Did we make a recording of this session?

Most of the questions I had were about chunking:

  1. Where should the filter_mask (e.g. as returned from H5Dget_chunk_info be saved? Should that be in the JSON file or should it be a binary blob that is part of the chunk? Alternatively, should we enforce a common filter_mask when exported into a format like this.
  2. Should the chunk keys be indexed by a linear chunk index as in H5Dget_chunk_info, a n-dimensional chunk index as presented during the session, or a logical element offset as in H5Dget_chunk_info_by_coord?
  3. Where should attributes go? Some attributes seem like they could go directly into the JSON file, but the only way to store some values such as a floating point numbers with fidelity is to store as binary.
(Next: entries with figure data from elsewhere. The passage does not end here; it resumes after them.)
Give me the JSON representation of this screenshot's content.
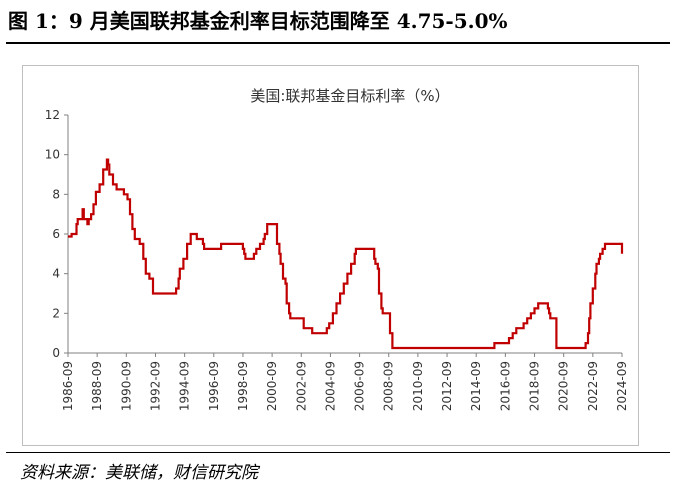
{
  "figure": {
    "title": "图 1：9 月美国联邦基金利率目标范围降至 4.75-5.0%",
    "source": "资料来源：美联储，财信研究院"
  },
  "chart_data": {
    "type": "line",
    "title": "美国:联邦基金目标利率（%）",
    "xlabel": "",
    "ylabel": "",
    "ylim": [
      0,
      12
    ],
    "yticks": [
      0,
      2,
      4,
      6,
      8,
      10,
      12
    ],
    "xlim": [
      "1986-09",
      "2024-09"
    ],
    "xticks": [
      "1986-09",
      "1988-09",
      "1990-09",
      "1992-09",
      "1994-09",
      "1996-09",
      "1998-09",
      "2000-09",
      "2002-09",
      "2004-09",
      "2006-09",
      "2008-09",
      "2010-09",
      "2012-09",
      "2014-09",
      "2016-09",
      "2018-09",
      "2020-09",
      "2022-09",
      "2024-09"
    ],
    "grid": false,
    "legend": "none",
    "line_color": "#c00000",
    "series": [
      {
        "name": "",
        "x": [
          "1986-09",
          "1986-12",
          "1987-03",
          "1987-04",
          "1987-05",
          "1987-06",
          "1987-09",
          "1987-10",
          "1987-11",
          "1988-01",
          "1988-02",
          "1988-04",
          "1988-06",
          "1988-08",
          "1988-11",
          "1989-02",
          "1989-05",
          "1989-06",
          "1989-07",
          "1989-10",
          "1990-01",
          "1990-07",
          "1990-10",
          "1990-12",
          "1991-02",
          "1991-04",
          "1991-08",
          "1991-11",
          "1992-01",
          "1992-04",
          "1992-07",
          "1994-02",
          "1994-04",
          "1994-05",
          "1994-08",
          "1994-11",
          "1995-02",
          "1995-07",
          "1995-12",
          "1996-01",
          "1997-03",
          "1998-09",
          "1998-10",
          "1998-11",
          "1999-06",
          "1999-08",
          "1999-11",
          "2000-02",
          "2000-03",
          "2000-05",
          "2001-01",
          "2001-03",
          "2001-04",
          "2001-06",
          "2001-08",
          "2001-09",
          "2001-11",
          "2001-12",
          "2002-11",
          "2003-06",
          "2004-06",
          "2004-08",
          "2004-11",
          "2005-02",
          "2005-05",
          "2005-08",
          "2005-11",
          "2006-02",
          "2006-05",
          "2006-06",
          "2007-09",
          "2007-10",
          "2007-12",
          "2008-01",
          "2008-03",
          "2008-04",
          "2008-10",
          "2008-12",
          "2015-12",
          "2016-12",
          "2017-03",
          "2017-06",
          "2017-12",
          "2018-03",
          "2018-06",
          "2018-09",
          "2018-12",
          "2019-08",
          "2019-09",
          "2019-10",
          "2020-03",
          "2022-03",
          "2022-05",
          "2022-06",
          "2022-07",
          "2022-09",
          "2022-11",
          "2022-12",
          "2023-02",
          "2023-03",
          "2023-05",
          "2023-07",
          "2024-08",
          "2024-09"
        ],
        "values": [
          5.875,
          6.0,
          6.0,
          6.5,
          6.75,
          6.75,
          7.25,
          6.75,
          6.75,
          6.5,
          6.75,
          7.0,
          7.5,
          8.125,
          8.5,
          9.25,
          9.75,
          9.5,
          9.0,
          8.5,
          8.25,
          8.0,
          7.75,
          7.0,
          6.25,
          5.75,
          5.5,
          4.75,
          4.0,
          3.75,
          3.0,
          3.25,
          3.75,
          4.25,
          4.75,
          5.5,
          6.0,
          5.75,
          5.5,
          5.25,
          5.5,
          5.25,
          5.0,
          4.75,
          5.0,
          5.25,
          5.5,
          5.75,
          6.0,
          6.5,
          5.5,
          5.0,
          4.5,
          3.75,
          3.5,
          2.5,
          2.0,
          1.75,
          1.25,
          1.0,
          1.25,
          1.5,
          2.0,
          2.5,
          3.0,
          3.5,
          4.0,
          4.5,
          5.0,
          5.25,
          4.75,
          4.5,
          4.25,
          3.0,
          2.25,
          2.0,
          1.0,
          0.25,
          0.5,
          0.75,
          1.0,
          1.25,
          1.5,
          1.75,
          2.0,
          2.25,
          2.5,
          2.25,
          2.0,
          1.75,
          0.25,
          0.5,
          1.0,
          1.75,
          2.5,
          3.25,
          4.0,
          4.5,
          4.75,
          5.0,
          5.25,
          5.5,
          5.5,
          5.0
        ]
      }
    ]
  }
}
Perhaps a BSON equivalent would be useful as well here?

Great Call the Doctor session today! Here’s the recording:

Video summary:
During our Call the Doctor session on Tuesday 12/20, Aleksandar Jelenak introduced the idea of HDF5 Distributed, a new HDF5 schema for storage systems with key-value interface. Highly Scalable Data Service (HSDS) already uses a schema with very similar features but HDF5 Distributed is aimed for direct access to the storage system. He will also show an example of HDF5 Distributed in an SQLite file.

2 Likes

I think the term ‘HDF5 Distributed’ is misleading. It’s really ‘HDF5 Unboxed’ or ‘HDF5 Un[packed,wrapped]’.

We’re starting to see HDF5 have three distinct manifestations:

  1. The HDF5 file specification that describes the binary format of a particular container on a file system.
  2. The HDF5 application programming interface (API) a collection of C calls to access data. The data may or may not be stored in the HDF5 file specification.
  3. The HDF5 C library a specific implementation of the of the HDF5 API in C.
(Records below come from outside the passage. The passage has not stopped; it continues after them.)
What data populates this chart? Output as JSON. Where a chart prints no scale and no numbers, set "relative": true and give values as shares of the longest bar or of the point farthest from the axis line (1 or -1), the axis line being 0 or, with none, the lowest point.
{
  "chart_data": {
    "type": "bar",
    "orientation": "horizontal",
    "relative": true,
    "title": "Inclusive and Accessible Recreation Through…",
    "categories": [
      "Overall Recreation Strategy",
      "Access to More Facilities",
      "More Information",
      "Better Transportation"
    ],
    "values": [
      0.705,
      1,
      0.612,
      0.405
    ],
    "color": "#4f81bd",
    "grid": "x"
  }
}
The HDF5 file specification is quite feature rich, but can be difficult for humans to understand. Exporting this to JSON is useful so that the structure of a HDF5 file can be more easily understood by humans.

The API is useful for programs to access data stored in the HDF5 specification, but it could also be used to access data in other containers or file formats. It would be interesting to see if the HDF5 API could be used to access other kinds of files or containers such as Zarr or N5. My perspective of Zarr and N5 is to mostly thing of them as APIs rather than file formats.

Having the C library around is useful as a reference implementation, but it is also perhaps showing its age in parts. In applications, linking the library can be useful to start interfacing with HDF5 files, but this can also introduce complications. Alternative implementations of the API or subsets of the API would be useful to make HDF5 files more easily accessible.

One point of discussion is https://github.com/JuliaIO/JLD2.jl which a library written in Julia to write and read a subset of the HDF5 file specification. This does not implement the API, but does implement code to read and write a specific kind of HDF5 file. It does not necessarily read generic HDF5 files.